O Poderoso Chefão Negro: a obra-prima de Ridley Scott com Denzel Washington está na Netflix

Um motorista da máfia, negro, assume os negócios de seu patrão e se torna o rei da heroína na Nova York da década de 1970, até começar a ser caçado por um policial que ama seu ofício. Esse não parece um argumento que prima pelo realismo, mas “O Gângster” comprova seu DNA factual à medida que a história toma corpo. 

Os meandros caudalosos e as várias armadilhas quase improváveis recompensam quem consegue vencer as mais de duas horas e meia — sem dúvida um empecilho, mormente em tempos de um imediatismo criminoso, que faz com que pareça desperdício qualquer segundo adicional numa tomada mais sublime — com uma história que ataca o oportunismo e a hipocrisia de seu personagem central, questionando ainda o que vem mesmo a ser justiça. Tipos como o protagonista e seu algoz, tão magnéticos quanto perigosos, são um capítulo à parte na história do cinema, precisamente por reunirem personalidades antagônicas, mas que se complementam.

Frank Lucas (1930-2019), decerto um dos melhores papéis da rica carreira de Denzel Washington e um dos mais bem-elaborados do cinema, seria um potencial candidato ao título de empresário mais bem-sucedido da América, não fosse por estar no lado nebuloso dos trilhos. Dedicado ao ponto de vislumbrar oportunidades onde os demais enxergam somente problemas, Frank encara a Guerra do Vietnã (1955-1975) como o elemento histórico que pode alavancar o tráfico de entorpecentes pesados na América. 

Ao assistir a uma reportagem que denunciava o vício em opioides dos soldados americanos no Sudeste Asiático, crescente a ponto de se tornar uma epidemia, esse novo gângster encara a parcela de risco que há na máfia (e em tudo quanto pode existir de ilegal) e viaja em pessoa ao palco dos confrontos, a fim de negociar ele mesmo a aquisição de cem quilos da heroína mais pura que conseguisse.
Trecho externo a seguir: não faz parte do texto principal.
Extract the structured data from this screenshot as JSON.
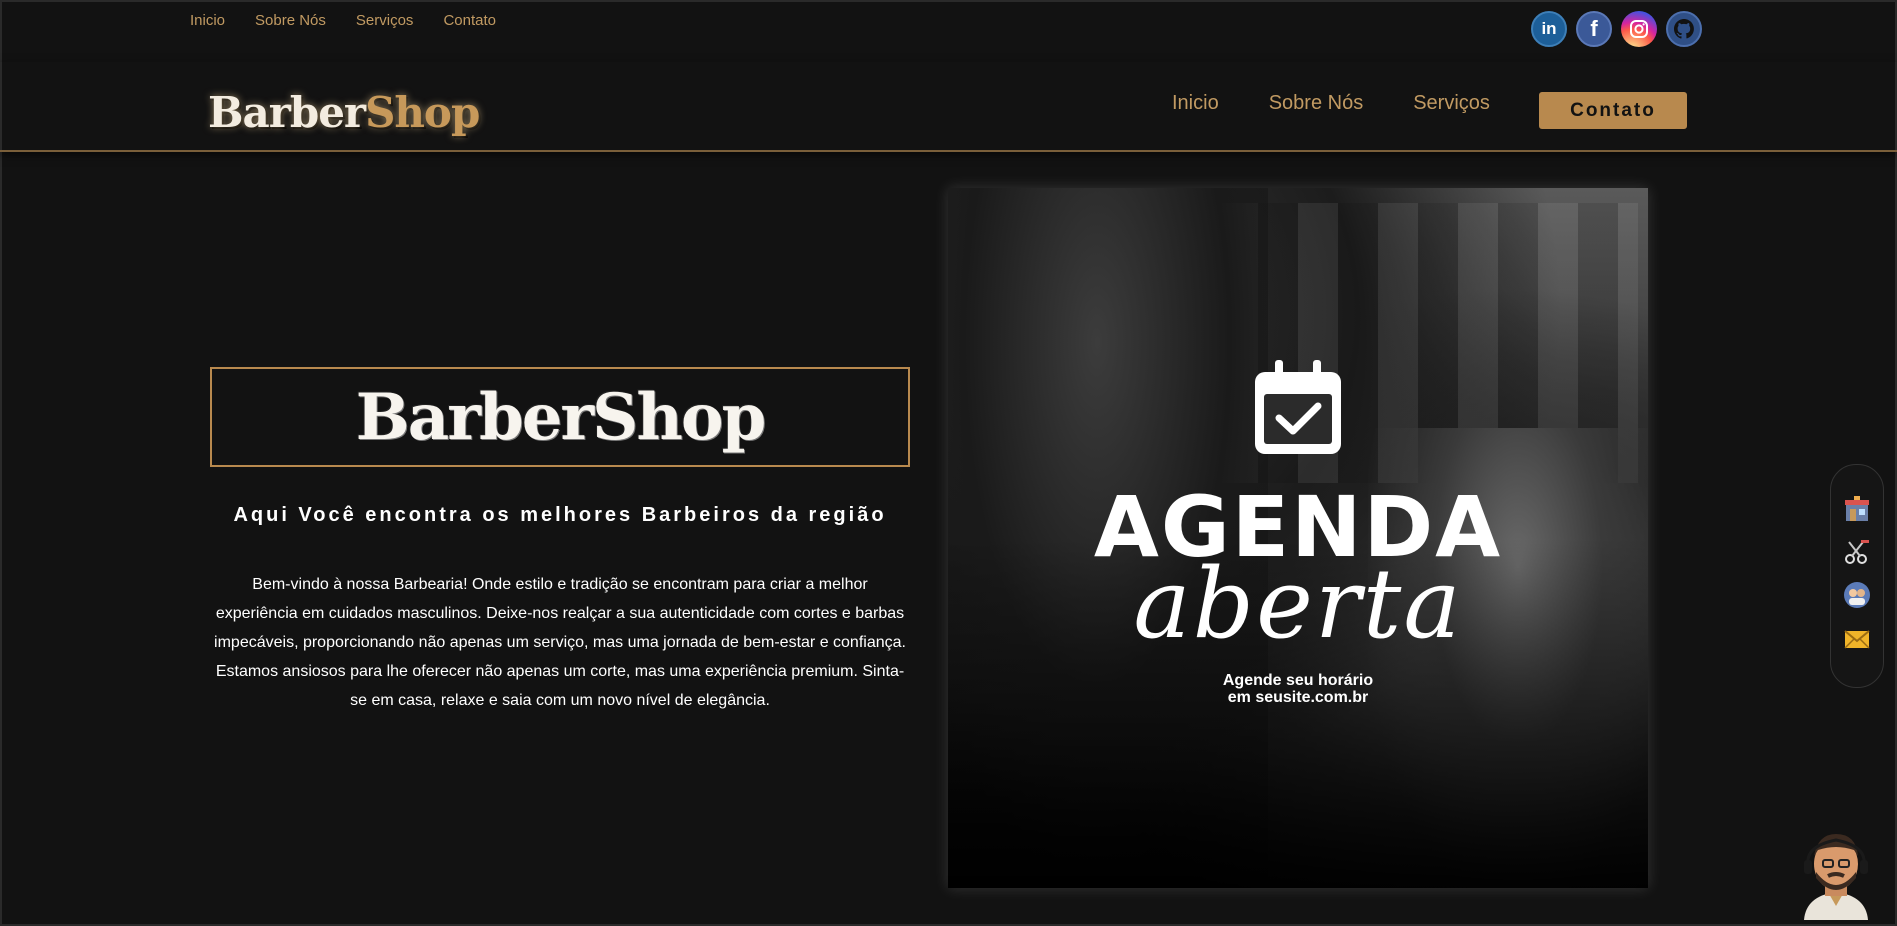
{
  "topbar": {
    "links": [
      "Inicio",
      "Sobre Nós",
      "Serviços",
      "Contato"
    ]
  },
  "socials": {
    "linkedin_label": "in",
    "facebook_label": "f"
  },
  "navbar": {
    "logo_part1": "Barber",
    "logo_part2": "Shop",
    "links": [
      "Inicio",
      "Sobre Nós",
      "Serviços"
    ],
    "cta_label": "Contato"
  },
  "hero": {
    "title": "BarberShop",
    "subtitle": "Aqui Você encontra os melhores Barbeiros da região",
    "text": "Bem-vindo à nossa Barbearia! Onde estilo e tradição se encontram para criar a melhor experiência em cuidados masculinos. Deixe-nos realçar a sua autenticidade com cortes e barbas impecáveis, proporcionando não apenas um serviço, mas uma jornada de bem-estar e confiança. Estamos ansiosos para lhe oferecer não apenas um corte, mas uma experiência premium. Sinta-se em casa, relaxe e saia com um novo nível de elegância."
  },
  "promo": {
    "headline": "AGENDA",
    "script": "aberta",
    "caption_line1": "Agende seu horário",
    "caption_line2": "em seusite.com.br"
  },
  "colors": {
    "background": "#121212",
    "accent": "#b8894e",
    "link": "#c19a62"
  },
  "icons": {
    "dock": [
      "barbershop-icon",
      "scissors-razor-icon",
      "barber-team-icon",
      "envelope-icon"
    ],
    "assistant": "barber-assistant-icon"
  }
}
Não demora e essa carga se multiplica, por cinco, por dez, até que Frank se torne o chefão do cartel do Harlem, o mais poderoso de Nova York, e o novo mandachuva do bairro de maioria negra da periferia da cidade. 
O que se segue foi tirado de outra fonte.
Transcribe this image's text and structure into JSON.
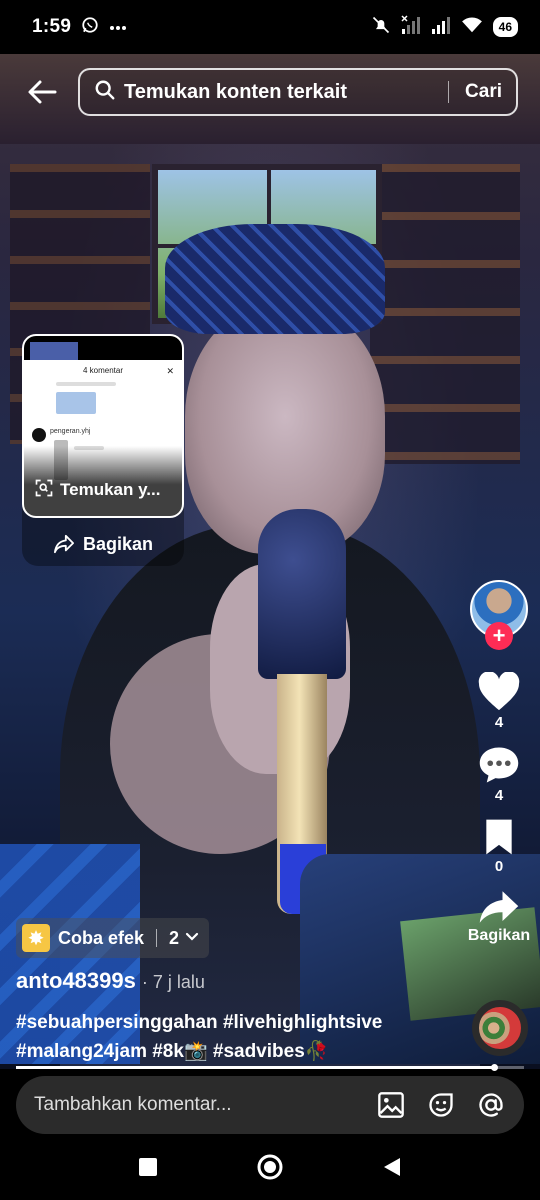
{
  "status_bar": {
    "time": "1:59",
    "battery": "46",
    "icons": [
      "whatsapp-icon",
      "more-dots-icon",
      "mute-icon",
      "signal-icon",
      "signal-icon",
      "wifi-icon",
      "battery-icon"
    ]
  },
  "search": {
    "placeholder": "Temukan konten terkait",
    "button_label": "Cari"
  },
  "share_card": {
    "thumbnail_header": "4 komentar",
    "thumbnail_user": "pengeran.yhj",
    "overlay_text": "Temukan y...",
    "share_label": "Bagikan"
  },
  "rail": {
    "likes": "4",
    "comments": "4",
    "saves": "0",
    "share_label": "Bagikan"
  },
  "effect": {
    "label": "Coba efek",
    "count": "2"
  },
  "author": {
    "username": "anto48399s",
    "time": "· 7 j lalu"
  },
  "caption": {
    "line1": "#sebuahpersinggahan #livehighlightsive",
    "line2": "#malang24jam #8k📸 #sadvibes🥀"
  },
  "progress": {
    "played_fraction": 0.94
  },
  "comment_bar": {
    "placeholder": "Tambahkan komentar..."
  },
  "colors": {
    "accent": "#fe2c55",
    "effect_icon": "#f6c644"
  }
}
Ele mesmo fiscaliza a venda da Magia Azul, sua versão para o opiáceo vietnamita, totalmente livre de misturas e que por motivos óbvios não pode patentear, e levanta do nada um império de mais de 250 milhões de dólares, distribuído em boates, oficinas mecânicas e mercearias, que não davam lucro, mas permitiam-lhe lavar o dinheiro das transações subterrâneas. Tanto destaque atrai novos inimigos e a polícia, que passa a rastrear todos os seus movimentos, da expansão irrefreável de seus territórios à relação com Eva, a miss Porto Rico interpretada por Lymari Nadal. No que diz respeito à vigilância constitucional de suas atividades, a tarefa cabe a Richie Roberts, o detetive de Russell Crowe cuja performance ombreia com a de Washington.

Aludindo ineludivelmente à obra de Martin Scorsese, tanto em trabalhos anteriores, a exemplo de “Gangues de Nova York” (2002), como em “O Irlandês” (2019), o drama policial de Ridley Scott também gira em torno de uma figura meio sem crédito entre seus pares, mas que, justamente pela completa ausência de códigos morais e por um dom espantoso no que toca a adaptar-se a qualquer cenário, mesmo os mais volúveis, ganha uma estatura que vai além de seu tamanho. 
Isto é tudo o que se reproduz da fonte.